As President Obama has observed, "The shortage of prescription drugs drives up costs, leaves consumers vulnerable to price gouging and threatens our health and safety." When "prices are being driven up because shortages are being made worse by manipulations of companies or distributors," we need to make sure we put an end to those practices.

"This is a problem we can't wait to fix," he continued. "That's why today, I am directing my administration to take steps to protect consumers from drug shortages -- and I'm committed to working with Congress and industry to keep tackling this problem going forward."

I agree with the President's assessment and commend him for helping patients obtain lifesaving drugs in critically short supply. Without question, our federal government must address both these shortages and their economic consequences.

Although government and the pharmaceutical industry work hard to avoid shortages, the harsh and dangerous reality is that the number of reported drug shortages tripled from 61 in 2005 to 178 in 2010.

One significant reason for this disparity is that the capacity of manufacturing facilities has not kept up with rapidly growing demand.

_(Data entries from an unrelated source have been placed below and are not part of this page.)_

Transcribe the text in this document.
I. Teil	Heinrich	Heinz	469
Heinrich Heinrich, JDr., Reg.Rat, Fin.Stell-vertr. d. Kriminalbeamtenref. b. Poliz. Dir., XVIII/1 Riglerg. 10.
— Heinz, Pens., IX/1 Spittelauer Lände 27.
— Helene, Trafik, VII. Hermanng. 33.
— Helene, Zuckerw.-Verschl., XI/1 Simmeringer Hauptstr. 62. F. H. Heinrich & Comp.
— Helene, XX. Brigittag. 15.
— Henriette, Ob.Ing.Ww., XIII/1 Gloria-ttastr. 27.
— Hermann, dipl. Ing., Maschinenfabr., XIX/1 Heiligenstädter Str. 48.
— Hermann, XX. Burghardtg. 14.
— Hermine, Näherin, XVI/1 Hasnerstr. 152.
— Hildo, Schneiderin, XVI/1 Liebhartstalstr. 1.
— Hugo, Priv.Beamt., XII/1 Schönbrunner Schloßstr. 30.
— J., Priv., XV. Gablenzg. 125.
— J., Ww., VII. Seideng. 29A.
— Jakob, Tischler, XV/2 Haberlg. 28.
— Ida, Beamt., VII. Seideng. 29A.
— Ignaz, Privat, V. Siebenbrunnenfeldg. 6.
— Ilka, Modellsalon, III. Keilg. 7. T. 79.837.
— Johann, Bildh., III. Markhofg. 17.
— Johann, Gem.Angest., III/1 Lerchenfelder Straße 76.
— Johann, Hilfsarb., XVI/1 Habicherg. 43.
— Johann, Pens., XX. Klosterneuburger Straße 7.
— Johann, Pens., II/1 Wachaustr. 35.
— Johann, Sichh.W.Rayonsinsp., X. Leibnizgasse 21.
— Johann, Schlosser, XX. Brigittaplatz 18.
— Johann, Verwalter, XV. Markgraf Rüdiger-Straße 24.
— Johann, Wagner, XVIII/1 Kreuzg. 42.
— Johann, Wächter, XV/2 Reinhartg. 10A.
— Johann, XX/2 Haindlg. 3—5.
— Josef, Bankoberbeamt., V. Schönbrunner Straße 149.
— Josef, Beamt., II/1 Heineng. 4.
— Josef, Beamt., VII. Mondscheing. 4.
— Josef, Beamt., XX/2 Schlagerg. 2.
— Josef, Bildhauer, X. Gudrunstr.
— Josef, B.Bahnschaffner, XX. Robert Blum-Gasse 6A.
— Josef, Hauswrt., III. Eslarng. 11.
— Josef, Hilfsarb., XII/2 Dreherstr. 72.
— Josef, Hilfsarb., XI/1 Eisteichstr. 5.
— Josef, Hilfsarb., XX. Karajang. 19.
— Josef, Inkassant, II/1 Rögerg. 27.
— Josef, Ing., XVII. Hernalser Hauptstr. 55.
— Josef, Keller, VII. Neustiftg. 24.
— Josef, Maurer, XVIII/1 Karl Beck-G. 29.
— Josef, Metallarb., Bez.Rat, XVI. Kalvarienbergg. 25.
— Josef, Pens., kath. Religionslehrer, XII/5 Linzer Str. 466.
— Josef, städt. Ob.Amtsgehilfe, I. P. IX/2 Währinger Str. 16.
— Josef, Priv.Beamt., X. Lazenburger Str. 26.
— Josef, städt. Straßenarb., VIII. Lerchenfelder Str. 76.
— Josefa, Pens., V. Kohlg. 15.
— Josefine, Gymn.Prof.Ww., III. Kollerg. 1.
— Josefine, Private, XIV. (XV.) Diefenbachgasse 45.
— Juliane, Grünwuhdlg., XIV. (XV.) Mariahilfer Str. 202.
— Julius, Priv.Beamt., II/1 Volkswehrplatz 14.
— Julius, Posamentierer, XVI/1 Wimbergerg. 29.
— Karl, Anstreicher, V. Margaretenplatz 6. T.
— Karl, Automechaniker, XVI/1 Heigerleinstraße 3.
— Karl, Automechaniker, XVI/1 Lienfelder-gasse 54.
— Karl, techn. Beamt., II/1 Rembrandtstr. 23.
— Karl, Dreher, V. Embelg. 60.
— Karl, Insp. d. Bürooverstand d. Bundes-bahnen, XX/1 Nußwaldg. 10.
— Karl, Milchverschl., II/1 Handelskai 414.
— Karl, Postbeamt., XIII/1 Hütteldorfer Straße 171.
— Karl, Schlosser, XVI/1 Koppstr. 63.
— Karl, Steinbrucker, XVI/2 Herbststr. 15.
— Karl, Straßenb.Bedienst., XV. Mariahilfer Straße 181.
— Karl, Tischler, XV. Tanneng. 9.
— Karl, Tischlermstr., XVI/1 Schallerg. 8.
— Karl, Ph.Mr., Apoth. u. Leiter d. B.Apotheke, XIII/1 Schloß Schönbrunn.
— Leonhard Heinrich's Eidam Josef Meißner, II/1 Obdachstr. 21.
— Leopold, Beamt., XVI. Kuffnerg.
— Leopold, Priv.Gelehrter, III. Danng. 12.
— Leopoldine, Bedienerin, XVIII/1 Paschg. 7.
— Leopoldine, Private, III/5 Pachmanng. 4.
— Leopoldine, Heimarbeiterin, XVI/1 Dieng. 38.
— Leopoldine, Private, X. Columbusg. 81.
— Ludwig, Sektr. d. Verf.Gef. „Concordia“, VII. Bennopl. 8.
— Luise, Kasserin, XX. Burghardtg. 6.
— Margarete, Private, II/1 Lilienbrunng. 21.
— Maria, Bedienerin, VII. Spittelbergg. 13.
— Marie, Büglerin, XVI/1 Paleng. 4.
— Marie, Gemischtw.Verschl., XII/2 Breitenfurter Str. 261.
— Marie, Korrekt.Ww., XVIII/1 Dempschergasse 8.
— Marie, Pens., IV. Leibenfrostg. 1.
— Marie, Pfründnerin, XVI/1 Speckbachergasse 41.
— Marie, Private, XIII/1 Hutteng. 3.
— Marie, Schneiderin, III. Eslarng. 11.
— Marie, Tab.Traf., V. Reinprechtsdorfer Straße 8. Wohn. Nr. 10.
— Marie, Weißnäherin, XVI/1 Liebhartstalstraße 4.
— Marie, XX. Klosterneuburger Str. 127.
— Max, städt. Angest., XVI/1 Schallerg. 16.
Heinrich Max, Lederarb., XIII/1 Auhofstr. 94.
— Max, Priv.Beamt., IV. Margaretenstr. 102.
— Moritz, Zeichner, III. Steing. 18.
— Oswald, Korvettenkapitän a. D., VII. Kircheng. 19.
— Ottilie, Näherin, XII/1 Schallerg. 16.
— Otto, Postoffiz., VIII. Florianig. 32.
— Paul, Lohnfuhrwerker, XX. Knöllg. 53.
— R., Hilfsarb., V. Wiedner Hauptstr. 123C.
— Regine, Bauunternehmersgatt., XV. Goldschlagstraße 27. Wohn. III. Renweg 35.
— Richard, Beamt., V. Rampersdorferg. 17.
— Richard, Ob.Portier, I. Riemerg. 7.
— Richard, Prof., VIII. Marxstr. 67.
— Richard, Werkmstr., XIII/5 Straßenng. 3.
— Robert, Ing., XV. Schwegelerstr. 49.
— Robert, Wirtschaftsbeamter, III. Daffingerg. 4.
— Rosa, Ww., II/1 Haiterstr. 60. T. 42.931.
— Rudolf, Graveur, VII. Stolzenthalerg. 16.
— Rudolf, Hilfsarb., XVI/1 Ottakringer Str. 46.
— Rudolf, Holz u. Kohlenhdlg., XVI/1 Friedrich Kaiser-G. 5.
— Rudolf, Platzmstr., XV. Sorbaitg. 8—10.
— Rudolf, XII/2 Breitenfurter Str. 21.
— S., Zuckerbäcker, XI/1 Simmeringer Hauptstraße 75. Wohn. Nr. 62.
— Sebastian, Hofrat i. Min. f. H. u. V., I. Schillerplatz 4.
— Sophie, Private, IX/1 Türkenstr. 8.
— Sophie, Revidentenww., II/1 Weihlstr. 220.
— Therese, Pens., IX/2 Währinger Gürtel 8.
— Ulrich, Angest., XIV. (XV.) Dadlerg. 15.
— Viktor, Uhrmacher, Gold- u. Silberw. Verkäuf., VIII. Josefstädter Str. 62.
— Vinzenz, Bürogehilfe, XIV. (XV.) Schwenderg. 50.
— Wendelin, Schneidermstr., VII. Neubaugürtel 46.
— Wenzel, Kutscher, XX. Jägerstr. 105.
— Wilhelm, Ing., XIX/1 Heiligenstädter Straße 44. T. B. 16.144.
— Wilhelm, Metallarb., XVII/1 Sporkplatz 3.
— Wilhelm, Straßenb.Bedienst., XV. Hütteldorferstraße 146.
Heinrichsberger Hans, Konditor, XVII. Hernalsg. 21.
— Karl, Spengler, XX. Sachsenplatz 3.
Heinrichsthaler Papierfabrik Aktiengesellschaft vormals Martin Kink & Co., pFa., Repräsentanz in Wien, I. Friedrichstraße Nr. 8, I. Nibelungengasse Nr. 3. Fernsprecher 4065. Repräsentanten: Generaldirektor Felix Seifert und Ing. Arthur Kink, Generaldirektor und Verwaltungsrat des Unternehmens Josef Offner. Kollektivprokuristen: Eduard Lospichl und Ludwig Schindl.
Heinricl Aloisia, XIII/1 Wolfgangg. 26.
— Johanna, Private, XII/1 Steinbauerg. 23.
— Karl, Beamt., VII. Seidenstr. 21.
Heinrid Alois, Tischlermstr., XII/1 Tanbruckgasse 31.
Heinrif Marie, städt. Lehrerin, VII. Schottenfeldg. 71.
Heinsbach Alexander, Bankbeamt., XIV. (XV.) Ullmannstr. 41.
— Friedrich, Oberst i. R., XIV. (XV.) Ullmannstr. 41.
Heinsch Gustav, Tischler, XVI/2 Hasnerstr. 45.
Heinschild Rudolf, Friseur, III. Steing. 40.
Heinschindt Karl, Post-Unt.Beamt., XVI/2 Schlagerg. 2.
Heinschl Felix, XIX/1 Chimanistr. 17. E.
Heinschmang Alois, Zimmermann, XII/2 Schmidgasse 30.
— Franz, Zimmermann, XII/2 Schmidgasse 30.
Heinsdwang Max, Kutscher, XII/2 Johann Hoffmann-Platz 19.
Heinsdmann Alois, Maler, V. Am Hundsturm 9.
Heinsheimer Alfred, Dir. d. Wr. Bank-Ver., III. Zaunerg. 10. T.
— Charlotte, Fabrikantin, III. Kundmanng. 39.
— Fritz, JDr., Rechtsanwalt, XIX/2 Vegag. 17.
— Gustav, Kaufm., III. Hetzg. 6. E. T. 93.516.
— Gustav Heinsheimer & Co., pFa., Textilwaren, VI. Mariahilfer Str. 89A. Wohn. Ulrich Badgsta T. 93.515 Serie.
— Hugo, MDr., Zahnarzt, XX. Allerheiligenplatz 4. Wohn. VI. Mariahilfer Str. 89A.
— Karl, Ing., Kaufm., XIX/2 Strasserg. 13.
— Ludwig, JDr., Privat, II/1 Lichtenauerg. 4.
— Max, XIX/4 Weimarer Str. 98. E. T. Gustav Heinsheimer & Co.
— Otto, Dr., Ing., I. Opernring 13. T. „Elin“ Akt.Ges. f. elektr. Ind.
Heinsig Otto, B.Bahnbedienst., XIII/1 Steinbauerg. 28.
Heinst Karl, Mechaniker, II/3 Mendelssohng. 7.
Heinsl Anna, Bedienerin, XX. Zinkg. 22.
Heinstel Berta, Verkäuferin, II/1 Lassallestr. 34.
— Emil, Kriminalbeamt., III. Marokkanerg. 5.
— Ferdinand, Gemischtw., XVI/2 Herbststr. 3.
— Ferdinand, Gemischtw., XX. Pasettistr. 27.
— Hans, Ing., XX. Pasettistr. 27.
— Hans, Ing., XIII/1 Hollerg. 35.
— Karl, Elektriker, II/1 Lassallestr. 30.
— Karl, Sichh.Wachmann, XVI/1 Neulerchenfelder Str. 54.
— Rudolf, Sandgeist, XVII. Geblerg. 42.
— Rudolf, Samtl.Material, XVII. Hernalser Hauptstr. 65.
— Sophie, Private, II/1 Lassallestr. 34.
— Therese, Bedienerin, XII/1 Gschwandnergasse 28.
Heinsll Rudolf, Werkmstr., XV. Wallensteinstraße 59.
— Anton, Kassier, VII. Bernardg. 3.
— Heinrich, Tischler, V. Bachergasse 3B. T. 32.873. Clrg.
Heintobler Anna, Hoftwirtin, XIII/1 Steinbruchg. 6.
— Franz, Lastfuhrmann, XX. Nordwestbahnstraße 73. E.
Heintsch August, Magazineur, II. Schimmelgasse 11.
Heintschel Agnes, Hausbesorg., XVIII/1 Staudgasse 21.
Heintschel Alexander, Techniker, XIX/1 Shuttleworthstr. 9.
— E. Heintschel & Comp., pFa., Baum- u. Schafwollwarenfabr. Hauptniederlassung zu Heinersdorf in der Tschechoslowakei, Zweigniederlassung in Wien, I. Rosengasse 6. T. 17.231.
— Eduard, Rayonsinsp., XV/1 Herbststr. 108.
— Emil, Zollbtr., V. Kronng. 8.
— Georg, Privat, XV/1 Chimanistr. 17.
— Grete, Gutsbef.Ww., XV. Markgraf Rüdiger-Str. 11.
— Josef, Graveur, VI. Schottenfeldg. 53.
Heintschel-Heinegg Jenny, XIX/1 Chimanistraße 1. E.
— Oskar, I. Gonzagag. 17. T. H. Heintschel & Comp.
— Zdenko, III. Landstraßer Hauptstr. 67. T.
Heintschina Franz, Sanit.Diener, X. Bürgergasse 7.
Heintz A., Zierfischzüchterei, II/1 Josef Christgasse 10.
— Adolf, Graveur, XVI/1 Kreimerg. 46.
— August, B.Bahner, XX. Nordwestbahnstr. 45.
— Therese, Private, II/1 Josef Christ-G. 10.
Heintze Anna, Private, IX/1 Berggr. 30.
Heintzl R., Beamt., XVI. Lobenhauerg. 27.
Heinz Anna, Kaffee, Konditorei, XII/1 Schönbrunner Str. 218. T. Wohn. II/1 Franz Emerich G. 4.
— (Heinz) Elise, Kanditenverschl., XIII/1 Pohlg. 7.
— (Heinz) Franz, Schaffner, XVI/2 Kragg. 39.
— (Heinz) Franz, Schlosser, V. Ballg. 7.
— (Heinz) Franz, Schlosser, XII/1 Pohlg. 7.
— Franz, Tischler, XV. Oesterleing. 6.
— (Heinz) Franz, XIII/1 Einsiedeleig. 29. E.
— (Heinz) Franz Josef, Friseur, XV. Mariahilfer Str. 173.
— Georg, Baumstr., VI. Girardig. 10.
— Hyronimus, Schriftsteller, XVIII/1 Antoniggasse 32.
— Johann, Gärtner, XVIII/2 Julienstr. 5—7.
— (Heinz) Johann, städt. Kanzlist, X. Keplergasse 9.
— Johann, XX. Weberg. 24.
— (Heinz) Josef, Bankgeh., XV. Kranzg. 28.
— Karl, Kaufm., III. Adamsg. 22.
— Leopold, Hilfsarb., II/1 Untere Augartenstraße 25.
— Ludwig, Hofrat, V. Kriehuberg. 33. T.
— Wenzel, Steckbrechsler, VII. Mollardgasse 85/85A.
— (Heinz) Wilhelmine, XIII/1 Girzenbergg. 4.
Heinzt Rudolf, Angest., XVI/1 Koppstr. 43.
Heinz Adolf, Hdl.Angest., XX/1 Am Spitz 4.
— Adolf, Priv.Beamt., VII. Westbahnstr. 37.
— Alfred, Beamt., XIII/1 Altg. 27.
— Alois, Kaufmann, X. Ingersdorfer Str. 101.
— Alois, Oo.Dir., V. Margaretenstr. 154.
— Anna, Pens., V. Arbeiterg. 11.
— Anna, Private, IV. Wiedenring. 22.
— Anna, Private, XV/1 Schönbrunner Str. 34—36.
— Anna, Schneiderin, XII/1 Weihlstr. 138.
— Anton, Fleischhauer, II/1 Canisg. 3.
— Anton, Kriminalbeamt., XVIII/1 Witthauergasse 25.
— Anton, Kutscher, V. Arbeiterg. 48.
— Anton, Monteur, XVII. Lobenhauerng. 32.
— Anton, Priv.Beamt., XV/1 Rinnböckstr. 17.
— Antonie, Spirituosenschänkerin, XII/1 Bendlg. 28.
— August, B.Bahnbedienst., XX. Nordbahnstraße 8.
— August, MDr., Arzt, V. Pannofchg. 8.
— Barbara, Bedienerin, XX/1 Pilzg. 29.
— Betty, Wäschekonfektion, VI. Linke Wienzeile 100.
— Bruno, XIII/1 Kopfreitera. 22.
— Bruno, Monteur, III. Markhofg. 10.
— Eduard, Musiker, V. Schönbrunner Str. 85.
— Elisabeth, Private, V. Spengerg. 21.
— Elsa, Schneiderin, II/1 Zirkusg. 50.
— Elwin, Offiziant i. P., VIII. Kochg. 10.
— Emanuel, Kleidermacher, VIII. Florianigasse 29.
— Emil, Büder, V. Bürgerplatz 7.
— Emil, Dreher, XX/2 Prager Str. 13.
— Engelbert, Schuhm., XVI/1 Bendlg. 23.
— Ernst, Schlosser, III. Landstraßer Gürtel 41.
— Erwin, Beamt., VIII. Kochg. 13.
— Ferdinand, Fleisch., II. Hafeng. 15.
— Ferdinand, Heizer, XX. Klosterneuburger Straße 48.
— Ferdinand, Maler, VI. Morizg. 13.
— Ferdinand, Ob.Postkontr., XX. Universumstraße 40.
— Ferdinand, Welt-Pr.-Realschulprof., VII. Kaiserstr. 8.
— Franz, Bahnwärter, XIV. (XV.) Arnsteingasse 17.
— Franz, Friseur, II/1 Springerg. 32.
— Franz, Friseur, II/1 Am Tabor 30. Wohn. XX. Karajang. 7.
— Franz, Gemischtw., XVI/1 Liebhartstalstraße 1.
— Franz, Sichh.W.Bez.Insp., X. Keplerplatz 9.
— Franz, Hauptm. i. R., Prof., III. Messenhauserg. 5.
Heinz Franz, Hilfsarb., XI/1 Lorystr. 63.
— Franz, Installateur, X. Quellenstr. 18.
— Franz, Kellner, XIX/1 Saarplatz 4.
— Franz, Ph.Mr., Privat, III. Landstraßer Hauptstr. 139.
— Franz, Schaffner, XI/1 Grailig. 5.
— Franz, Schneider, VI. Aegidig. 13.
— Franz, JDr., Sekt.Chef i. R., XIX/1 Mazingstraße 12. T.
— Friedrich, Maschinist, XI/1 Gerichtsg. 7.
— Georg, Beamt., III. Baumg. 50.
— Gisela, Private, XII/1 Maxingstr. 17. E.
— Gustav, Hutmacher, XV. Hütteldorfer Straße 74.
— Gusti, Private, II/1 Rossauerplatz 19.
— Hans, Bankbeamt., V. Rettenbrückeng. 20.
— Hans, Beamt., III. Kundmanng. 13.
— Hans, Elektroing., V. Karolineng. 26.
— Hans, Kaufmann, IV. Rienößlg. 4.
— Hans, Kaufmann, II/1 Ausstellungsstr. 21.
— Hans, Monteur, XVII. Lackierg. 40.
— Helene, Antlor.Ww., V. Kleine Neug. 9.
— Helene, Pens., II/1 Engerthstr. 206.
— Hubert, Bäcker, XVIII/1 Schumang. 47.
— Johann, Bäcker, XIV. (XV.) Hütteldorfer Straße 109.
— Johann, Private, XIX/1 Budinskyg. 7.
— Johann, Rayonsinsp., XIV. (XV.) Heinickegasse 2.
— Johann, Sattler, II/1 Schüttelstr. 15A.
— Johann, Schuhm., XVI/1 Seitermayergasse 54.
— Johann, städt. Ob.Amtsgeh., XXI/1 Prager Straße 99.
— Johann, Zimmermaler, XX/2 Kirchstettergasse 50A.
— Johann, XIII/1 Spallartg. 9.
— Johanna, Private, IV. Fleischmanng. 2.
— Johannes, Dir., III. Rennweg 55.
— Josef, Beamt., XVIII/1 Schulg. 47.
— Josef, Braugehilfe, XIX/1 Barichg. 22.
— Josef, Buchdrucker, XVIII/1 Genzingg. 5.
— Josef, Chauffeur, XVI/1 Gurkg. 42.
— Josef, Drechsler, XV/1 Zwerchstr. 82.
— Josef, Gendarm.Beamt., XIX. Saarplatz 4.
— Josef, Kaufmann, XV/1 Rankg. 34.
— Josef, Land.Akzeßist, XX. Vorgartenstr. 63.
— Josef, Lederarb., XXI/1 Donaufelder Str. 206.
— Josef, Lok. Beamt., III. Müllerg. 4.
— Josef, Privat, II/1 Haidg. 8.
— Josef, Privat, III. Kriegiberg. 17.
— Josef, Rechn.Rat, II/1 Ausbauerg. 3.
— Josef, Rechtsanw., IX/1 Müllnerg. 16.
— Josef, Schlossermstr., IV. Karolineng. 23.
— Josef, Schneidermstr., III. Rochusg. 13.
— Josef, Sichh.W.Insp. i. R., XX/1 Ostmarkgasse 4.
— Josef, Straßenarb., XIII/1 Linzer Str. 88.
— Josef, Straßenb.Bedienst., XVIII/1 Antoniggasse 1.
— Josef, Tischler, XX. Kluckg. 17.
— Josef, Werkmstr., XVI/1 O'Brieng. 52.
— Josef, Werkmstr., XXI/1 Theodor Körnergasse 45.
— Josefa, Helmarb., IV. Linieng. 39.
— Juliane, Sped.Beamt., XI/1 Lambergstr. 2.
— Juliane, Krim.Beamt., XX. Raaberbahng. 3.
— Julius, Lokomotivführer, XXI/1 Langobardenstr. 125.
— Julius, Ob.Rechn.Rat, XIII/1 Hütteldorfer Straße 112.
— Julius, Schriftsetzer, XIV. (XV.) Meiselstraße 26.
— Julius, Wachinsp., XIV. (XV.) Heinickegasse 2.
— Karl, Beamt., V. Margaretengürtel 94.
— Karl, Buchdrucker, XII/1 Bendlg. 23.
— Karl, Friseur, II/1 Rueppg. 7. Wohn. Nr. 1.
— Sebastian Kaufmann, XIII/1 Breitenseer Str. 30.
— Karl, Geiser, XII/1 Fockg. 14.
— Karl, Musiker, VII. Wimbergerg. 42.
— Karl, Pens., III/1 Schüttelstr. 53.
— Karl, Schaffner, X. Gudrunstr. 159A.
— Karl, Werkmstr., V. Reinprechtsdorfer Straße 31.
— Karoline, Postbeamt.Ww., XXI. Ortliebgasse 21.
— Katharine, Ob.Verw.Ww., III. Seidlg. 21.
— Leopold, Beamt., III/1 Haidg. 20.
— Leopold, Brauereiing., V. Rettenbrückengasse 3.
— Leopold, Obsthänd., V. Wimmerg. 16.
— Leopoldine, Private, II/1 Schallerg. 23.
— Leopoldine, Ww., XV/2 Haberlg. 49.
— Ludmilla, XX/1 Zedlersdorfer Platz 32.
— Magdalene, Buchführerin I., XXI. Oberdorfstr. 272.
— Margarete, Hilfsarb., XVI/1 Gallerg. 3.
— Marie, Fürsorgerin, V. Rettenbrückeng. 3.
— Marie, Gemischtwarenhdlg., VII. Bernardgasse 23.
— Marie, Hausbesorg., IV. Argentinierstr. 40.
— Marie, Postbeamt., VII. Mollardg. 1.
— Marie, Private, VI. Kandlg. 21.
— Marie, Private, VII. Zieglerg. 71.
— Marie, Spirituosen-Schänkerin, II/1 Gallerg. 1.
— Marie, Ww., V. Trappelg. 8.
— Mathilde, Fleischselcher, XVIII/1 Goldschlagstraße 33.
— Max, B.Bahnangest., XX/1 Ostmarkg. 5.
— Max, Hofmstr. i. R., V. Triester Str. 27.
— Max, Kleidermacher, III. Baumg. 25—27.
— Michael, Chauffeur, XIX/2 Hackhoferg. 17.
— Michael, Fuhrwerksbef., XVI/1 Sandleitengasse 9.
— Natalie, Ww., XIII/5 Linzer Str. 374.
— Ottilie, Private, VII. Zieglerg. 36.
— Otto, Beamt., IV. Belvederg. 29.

A related and equally dangerous challenge is raised by "gray market" drug companies that are taking advantage of the national drug shortage to charge exorbitant prices for drugs used to treat cancer and other life-threatening conditions.

The House is scheduled to take up legislation to address the entire pharmaceutical supply chain. Although it includes one provision to address these gray market actors, much more needs to be done.

This is why I have introduced legislation that would sharply limit the ability of profiteers to exploit drug shortages. The Gray Market Drug Reform and Transparency Act of 2013 (H.R. 1958) would address weaknesses in the drug supply chain, deter price gouging, and improve drug safety and efficacy.

It would prohibit wholesalers from purchasing drugs from pharmacies, a practice that has been abused by unscrupulous wholesalers to obtain access to shortage drugs, charge excessive markups, and divert drugs away from patients who need them.

It also would strengthen oversight and transparency by creating a national, publicly available database of information on distributors that includes information on their licensing status and disciplinary actions.

Nobody should be allowed to profiteer at the expense of children and adults with cancer or other critical illnesses by jacking up the price of drugs that are in critically short supply.

If we are to overcome this challenge in a permanent, long-term way, there are many issues that must be resolved in practical and bipartisan ways.

I am hopeful that my colleagues in both parties will agree.

The public's safety, not ideology, should govern when the availability of essential medicines is threatened. A responsible government must take action when human life is at stake.